In future more Mobile OS will start supporting AIR, so if you code an app for AIR, there will be a huge possibility that your same code runs on different platforms like Android, Windows Phone 7, iPhone (perhaps :-P). Thus, it will be saving a lot of coding effort for coders.


I have discovered that the cross-platform compatibility for AIR applications is quite good except for a few caveats:

1) User input boxes. They are generally not handled well in AIR applications. The popup keyboard can hide the input box, which it generally does not do with native JAVA apps for Android.

2) Real-time games. AIR for Mobile is SLOW. You may be disappointed if you try to develop any sort of real-time software.
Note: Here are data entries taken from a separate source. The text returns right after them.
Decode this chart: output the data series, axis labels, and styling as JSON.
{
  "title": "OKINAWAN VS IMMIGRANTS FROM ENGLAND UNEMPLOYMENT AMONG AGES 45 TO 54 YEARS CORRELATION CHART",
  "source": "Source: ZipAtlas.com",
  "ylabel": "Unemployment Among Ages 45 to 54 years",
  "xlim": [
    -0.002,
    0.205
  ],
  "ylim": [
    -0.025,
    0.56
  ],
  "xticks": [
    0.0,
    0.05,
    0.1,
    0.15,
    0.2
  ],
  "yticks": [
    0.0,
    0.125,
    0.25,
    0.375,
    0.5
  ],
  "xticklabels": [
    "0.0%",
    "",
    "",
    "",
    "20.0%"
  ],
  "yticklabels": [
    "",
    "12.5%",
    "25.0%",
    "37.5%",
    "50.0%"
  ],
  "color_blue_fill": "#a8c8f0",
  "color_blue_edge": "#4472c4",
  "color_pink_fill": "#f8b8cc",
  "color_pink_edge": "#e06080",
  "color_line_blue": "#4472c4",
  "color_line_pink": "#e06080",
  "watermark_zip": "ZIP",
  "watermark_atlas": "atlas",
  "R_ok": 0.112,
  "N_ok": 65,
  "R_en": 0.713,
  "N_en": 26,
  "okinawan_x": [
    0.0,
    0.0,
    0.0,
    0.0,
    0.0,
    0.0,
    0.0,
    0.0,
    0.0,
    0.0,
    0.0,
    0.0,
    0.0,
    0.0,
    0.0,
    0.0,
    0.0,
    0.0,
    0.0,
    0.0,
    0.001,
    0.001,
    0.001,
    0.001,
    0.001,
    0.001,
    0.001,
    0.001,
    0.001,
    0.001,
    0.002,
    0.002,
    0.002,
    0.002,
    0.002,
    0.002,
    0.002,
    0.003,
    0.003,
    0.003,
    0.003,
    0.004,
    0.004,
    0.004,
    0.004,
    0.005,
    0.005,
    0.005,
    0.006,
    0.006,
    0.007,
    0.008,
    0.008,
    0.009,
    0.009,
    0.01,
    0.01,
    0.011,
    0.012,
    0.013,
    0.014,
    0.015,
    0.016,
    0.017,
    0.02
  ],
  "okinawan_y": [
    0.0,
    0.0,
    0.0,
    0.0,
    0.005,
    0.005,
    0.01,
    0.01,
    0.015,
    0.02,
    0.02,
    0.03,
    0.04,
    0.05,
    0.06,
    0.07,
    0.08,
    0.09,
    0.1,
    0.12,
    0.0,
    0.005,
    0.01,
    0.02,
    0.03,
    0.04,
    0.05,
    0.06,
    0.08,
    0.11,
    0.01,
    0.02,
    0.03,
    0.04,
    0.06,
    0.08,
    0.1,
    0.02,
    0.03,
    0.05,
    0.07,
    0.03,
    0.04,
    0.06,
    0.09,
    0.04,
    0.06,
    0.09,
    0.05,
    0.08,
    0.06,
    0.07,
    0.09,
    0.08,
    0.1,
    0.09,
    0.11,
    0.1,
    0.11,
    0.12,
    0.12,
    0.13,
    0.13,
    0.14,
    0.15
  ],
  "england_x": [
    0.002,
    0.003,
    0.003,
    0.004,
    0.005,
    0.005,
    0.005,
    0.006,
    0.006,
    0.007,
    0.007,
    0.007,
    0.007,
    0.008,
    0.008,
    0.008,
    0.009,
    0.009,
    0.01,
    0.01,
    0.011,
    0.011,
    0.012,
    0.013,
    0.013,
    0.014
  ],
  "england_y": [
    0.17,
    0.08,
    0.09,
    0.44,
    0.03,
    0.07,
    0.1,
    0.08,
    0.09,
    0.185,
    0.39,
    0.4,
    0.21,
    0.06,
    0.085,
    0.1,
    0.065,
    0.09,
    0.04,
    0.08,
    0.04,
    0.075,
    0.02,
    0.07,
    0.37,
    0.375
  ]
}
3) Socket communication. This is my current peeve. I created a simple chat application in Flash and did some speed tests. This is in preparation for creating multi-player games for mobile devices. On the PC, the application can run over 200 messages per second to the server and get responses. On the AIR for Mobile, both on the iPhone and Android, it is about 11 messages per second max - and the app is doing nothing BUT sending and receiving the data strings. Add a layer of game play and the speed limitations could be crippling. This means real-time games may suffer if you need faster communications. It's plenty fast enough for turn-based or games that don't require lots of updates.

Basically, the cross-platform compatibility is nice. Just think about whether your particular project might be harmed by the speed issues as well as potentially poor handling of user input boxes. Do some testing.